Tuesday, July 12, 2011: 4:25 PM

Hyeonkyeong Lee, PhD, RN1
Tae Wha Lee, PhD, RN2
Hye Jeong Shin, PhD, RN3
Hyunmi Ahn, MSN, RN3
(1)Dept. of Nursing Environments and Systems, Yonsei University College of Nursing, Seoul, South Korea
(2)College of Nursing, Nursing Environments and Systems, Yonsei University, Seoul, South Korea
(3)Nursing Policy Research Institute, Yonsei University College of Nursing, Seoul, South Korea

Learning Objective 1: The learner will be able to explore changes and barriers to family planning practices perceived by different stakeholders in an Ethiopian rural community.

Learning Objective 2: The learner will be able to explore the utility of CBPR for successful community-based global health programs in an underserved country.

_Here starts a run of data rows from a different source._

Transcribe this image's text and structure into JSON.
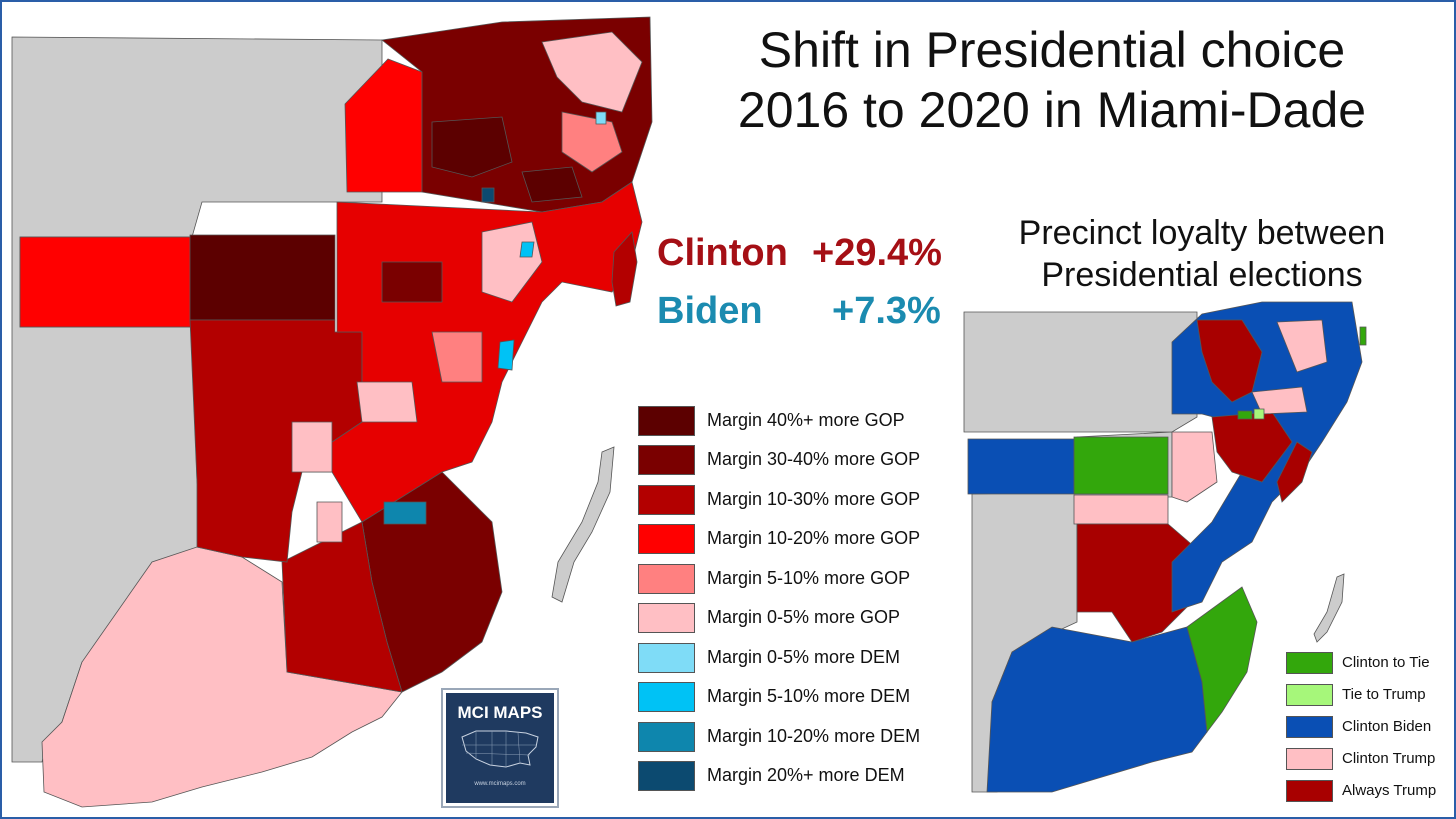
{
  "title_line1": "Shift in Presidential choice",
  "title_line2": "2016 to 2020 in Miami-Dade",
  "clinton_label": "Clinton",
  "clinton_value": "+29.4%",
  "biden_label": "Biden",
  "biden_value": "+7.3%",
  "subtitle_line1": "Precinct loyalty between",
  "subtitle_line2": "Presidential elections",
  "logo_text": "MCI MAPS",
  "logo_sub": "www.mcimaps.com",
  "legend_margin": [
    {
      "label": "Margin 40%+ more GOP",
      "color": "#5c0000"
    },
    {
      "label": "Margin 30-40% more GOP",
      "color": "#7a0000"
    },
    {
      "label": "Margin 10-30% more GOP",
      "color": "#b30000"
    },
    {
      "label": "Margin 10-20% more GOP",
      "color": "#ff0000"
    },
    {
      "label": "Margin 5-10% more GOP",
      "color": "#ff8080"
    },
    {
      "label": "Margin 0-5% more GOP",
      "color": "#ffbfc4"
    },
    {
      "label": "Margin 0-5% more DEM",
      "color": "#7fdcf7"
    },
    {
      "label": "Margin 5-10% more DEM",
      "color": "#00c2f5"
    },
    {
      "label": "Margin 10-20% more DEM",
      "color": "#0e86ad"
    },
    {
      "label": "Margin 20%+ more DEM",
      "color": "#0c4a70"
    }
  ],
  "legend_loyalty": [
    {
      "label": "Clinton to Tie",
      "color": "#33a70c"
    },
    {
      "label": "Tie to Trump",
      "color": "#a6f77a"
    },
    {
      "label": "Clinton Biden",
      "color": "#0a4fb4"
    },
    {
      "label": "Clinton Trump",
      "color": "#ffbfc4"
    },
    {
      "label": "Always Trump",
      "color": "#a80000"
    }
  ],
  "colors": {
    "land_gray": "#cccccc",
    "clinton_red": "#a50f15",
    "biden_teal": "#1b8bb0"
  }
}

A community-based participatory research (CBPR) project was conducted with the aim of increasing family planning practice in an Ethiopian rural community.  As a process evaluation almost two years after the project, the purpose of  this study was to identify changes and barriers to family planning in both individuals and community.


Five focus groups were conducted with 35 key informants: 7 women, 8 men, 8 community leaders, 7 community committee members, and 5 local project staff. Using semi-structured interview questions, in a 90-minute session, each focus group discussed changes in family planning practices, community cohesion, and barriers to family planning. The discussion was tape-recorded and transcribed, and  the transcripts were divided into categories, leading to conclusions about common themes.


Both women and men mentioned awareness of the importance of family planning and acceptance of long-acting family-planning as major changes resulting from the project. Community leaders agreed that involvement of males and religious leaders was a successful strategy to mobilize community people, but further encouragement was still needed. Both community members and leaders addressed the fact that income generation and community development activities increased their community cohesion, and that encouraged community participation in family-planning practices. Community committee members and local project staff actively played roles in the entire process of project, established strong partnerships with researchers and community, and strengthened their capacity and capacity of those in the community for family planning. Barriers to family planning perceived by the participants included lack of competence for family planning among community health workers and insufficient male involvement in family planning decision-making. 


CBPR benefited all those involved in the research process; it was found to be a successful approach for facilitating community involvement. The information gained from different stakeholders will be used to plan further family-planning activities for sustainable effects.